The situation can be summarised by saying that the UK Government simply does not care enough about environmental issues to want to address them. It is so blinkered to the dire probable effects of changing climate that it stumbles blindly on, hoping that all goes well in the end; so tone-deaf to the arguments of climate activists that they cannot see the benefit of putting in the effort to get results. COP26 is on course to be a terrible wasted opportunity, and wasted simply because the Government is not willing to put in the effort. Anyone familiar with “da piffle” Johnson’s record as, say, Foreign Secretary, may recognise this as a recurring characteristic. 

All of which needs to be understood in the context of the fact that the world is currently on course to achieve only an emissions reduction of 1% by the end of this critical decade, not the 45% reduction required to keep alive the hope of limiting heating to 1.5°C.

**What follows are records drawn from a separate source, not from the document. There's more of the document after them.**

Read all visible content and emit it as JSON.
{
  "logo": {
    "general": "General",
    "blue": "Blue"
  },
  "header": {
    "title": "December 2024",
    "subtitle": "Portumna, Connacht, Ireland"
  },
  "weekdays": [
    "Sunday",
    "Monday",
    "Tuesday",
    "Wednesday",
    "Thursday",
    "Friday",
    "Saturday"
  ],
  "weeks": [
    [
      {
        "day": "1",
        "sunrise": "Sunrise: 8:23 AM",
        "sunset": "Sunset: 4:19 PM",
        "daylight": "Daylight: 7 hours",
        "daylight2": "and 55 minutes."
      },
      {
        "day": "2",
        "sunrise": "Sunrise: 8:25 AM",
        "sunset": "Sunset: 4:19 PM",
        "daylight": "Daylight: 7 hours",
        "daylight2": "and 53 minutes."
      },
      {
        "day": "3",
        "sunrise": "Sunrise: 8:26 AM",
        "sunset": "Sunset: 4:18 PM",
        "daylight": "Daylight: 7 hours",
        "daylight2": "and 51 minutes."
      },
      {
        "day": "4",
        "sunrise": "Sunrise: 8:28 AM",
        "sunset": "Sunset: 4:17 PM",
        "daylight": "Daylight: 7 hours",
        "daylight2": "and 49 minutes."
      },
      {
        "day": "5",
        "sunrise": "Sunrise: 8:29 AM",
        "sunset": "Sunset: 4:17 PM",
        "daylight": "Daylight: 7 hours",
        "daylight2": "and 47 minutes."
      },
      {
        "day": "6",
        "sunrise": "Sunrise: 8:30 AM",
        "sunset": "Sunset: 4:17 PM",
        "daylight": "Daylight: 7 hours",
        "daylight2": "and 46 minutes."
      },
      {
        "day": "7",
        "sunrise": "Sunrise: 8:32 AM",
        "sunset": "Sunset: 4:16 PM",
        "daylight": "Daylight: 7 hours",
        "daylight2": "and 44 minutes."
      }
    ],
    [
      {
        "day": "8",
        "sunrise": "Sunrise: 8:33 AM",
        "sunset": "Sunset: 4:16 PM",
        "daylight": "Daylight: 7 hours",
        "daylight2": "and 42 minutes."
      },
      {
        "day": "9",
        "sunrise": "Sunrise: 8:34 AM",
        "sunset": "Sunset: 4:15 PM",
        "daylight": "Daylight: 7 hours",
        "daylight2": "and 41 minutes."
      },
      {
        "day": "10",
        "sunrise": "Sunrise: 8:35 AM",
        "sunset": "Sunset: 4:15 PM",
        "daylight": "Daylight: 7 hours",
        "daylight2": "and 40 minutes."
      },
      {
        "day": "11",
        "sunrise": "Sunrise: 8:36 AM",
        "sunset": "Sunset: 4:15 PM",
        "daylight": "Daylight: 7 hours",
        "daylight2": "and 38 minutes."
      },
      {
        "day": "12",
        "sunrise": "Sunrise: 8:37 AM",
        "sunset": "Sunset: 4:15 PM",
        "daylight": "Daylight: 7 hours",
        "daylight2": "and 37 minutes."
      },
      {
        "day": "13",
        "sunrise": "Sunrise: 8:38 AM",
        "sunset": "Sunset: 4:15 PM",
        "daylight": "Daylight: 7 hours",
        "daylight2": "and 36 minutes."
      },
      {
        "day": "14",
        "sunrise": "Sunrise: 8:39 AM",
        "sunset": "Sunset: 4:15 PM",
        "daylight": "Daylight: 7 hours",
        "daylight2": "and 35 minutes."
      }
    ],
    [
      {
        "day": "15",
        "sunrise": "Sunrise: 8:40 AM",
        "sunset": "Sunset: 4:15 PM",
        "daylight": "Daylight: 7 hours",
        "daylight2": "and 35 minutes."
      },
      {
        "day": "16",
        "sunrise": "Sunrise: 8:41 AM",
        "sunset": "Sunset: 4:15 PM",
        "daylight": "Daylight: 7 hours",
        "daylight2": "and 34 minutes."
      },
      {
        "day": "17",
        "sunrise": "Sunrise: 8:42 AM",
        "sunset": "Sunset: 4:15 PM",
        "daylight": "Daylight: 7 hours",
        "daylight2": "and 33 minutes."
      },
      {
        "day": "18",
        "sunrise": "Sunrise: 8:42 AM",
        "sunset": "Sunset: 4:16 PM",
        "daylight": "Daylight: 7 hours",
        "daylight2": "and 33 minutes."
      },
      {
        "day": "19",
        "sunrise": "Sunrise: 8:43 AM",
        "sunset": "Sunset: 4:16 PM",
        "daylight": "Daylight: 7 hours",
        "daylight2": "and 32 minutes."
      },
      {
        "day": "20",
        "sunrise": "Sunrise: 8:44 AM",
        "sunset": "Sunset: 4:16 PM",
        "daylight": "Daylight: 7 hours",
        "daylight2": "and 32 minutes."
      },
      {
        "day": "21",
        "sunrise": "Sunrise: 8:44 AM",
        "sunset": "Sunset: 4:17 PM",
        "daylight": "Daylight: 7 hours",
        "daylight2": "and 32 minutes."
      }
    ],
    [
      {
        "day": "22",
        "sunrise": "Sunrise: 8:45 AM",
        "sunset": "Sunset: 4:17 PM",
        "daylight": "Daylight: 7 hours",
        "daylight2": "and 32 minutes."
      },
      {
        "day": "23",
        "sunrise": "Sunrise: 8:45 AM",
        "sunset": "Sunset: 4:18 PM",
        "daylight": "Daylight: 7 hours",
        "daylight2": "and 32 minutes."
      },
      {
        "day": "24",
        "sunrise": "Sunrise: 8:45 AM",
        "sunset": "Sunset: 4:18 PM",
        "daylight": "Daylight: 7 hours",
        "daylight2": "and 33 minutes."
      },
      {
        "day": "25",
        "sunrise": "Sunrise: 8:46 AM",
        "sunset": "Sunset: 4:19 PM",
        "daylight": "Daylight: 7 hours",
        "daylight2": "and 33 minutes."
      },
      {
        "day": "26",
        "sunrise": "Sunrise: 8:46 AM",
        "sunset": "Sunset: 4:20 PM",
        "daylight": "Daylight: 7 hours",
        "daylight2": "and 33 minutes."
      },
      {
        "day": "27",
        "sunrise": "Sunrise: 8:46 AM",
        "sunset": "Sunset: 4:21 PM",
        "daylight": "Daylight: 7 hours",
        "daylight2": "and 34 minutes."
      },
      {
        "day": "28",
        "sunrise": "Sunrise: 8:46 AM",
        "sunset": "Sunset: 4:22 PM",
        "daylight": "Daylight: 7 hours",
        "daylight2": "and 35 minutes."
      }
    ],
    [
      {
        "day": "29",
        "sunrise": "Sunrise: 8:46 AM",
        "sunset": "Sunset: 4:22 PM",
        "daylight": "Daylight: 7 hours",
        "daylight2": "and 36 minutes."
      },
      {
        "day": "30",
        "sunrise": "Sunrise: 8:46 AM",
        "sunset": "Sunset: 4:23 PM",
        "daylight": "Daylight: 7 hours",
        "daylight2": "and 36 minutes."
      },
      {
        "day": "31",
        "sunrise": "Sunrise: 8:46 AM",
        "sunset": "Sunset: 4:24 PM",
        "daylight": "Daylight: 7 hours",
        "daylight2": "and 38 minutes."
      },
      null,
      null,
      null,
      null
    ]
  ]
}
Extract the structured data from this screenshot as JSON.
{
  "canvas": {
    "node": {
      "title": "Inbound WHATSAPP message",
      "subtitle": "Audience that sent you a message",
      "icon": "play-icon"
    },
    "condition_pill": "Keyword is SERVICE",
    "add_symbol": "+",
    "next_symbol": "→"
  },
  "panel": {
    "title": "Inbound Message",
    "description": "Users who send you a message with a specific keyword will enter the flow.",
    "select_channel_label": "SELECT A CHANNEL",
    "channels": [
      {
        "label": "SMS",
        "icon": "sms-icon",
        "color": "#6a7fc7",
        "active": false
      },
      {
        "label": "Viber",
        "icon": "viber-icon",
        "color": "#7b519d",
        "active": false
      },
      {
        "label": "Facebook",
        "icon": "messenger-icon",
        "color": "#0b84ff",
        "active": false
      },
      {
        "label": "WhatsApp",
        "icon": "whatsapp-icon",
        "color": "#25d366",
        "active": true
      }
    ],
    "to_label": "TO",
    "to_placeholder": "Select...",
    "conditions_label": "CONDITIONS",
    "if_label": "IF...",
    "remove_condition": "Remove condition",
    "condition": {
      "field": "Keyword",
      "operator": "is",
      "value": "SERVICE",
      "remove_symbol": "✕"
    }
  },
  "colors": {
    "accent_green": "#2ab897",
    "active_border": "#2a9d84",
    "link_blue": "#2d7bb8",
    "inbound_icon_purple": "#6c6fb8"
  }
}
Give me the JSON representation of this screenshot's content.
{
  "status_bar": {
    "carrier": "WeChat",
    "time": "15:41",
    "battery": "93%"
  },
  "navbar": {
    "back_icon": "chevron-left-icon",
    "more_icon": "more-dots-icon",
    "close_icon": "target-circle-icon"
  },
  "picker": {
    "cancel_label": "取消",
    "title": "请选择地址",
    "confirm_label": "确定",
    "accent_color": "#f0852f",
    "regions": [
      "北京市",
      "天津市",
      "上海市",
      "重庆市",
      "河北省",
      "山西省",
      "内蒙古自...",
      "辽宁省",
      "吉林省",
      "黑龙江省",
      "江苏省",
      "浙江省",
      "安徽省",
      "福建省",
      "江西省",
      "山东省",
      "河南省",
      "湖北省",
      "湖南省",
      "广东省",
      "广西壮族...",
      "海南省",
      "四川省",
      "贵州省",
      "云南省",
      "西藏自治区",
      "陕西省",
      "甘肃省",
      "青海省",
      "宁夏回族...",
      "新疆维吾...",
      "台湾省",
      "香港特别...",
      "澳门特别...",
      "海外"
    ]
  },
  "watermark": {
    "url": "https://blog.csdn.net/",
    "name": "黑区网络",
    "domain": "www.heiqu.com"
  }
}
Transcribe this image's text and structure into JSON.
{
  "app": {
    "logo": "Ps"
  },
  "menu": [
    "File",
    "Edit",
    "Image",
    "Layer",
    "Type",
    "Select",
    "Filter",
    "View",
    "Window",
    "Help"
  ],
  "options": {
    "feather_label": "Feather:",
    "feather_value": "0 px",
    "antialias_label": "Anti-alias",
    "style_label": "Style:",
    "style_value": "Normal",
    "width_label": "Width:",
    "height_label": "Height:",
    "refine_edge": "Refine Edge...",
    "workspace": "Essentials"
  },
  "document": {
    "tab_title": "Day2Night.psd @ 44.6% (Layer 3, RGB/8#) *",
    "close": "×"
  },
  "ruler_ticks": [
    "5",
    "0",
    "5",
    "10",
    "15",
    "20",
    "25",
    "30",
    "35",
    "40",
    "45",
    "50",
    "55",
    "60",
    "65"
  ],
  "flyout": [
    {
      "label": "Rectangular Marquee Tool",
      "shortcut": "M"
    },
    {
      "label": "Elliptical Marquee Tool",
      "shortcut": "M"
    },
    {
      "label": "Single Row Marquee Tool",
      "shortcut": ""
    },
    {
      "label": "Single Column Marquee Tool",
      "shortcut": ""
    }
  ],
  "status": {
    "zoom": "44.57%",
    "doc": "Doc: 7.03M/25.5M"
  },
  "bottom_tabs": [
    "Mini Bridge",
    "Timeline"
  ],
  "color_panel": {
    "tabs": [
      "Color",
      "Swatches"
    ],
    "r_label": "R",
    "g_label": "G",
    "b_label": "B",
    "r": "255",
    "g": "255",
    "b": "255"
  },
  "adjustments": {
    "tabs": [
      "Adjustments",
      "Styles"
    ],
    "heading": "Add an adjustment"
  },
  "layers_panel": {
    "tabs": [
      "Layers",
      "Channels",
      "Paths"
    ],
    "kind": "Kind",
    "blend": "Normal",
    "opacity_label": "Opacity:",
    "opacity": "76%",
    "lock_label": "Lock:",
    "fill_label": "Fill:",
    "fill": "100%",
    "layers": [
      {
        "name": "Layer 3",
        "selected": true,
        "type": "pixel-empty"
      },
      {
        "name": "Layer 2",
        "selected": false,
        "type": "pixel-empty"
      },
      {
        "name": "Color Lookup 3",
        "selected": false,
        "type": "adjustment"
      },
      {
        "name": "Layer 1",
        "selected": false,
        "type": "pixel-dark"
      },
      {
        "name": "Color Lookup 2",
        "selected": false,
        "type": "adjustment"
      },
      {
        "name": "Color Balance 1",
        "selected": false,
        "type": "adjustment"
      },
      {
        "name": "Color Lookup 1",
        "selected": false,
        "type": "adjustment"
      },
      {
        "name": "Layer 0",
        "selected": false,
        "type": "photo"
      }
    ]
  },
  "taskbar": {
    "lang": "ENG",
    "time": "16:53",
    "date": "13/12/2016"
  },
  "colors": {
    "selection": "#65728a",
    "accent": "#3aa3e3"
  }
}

I read all this in the context of recent observations by Jolyon Maugham, the Director of Good Law Project, who points out  that there is a clear move by Government under way to prevent people from expressing their dissatisfaction with it. For example, the Home Secretary has branded legitimate protesters as “so-called eco-crusaders turned criminals” and accused them of “hooliganism and thuggery”She and the government are now proposing legislation that will strictly limit the right to protest by giving the police new powers to restrict it. Little wonder, given the likely response to the Government’s failure to even begin to take the most important of our time seriously.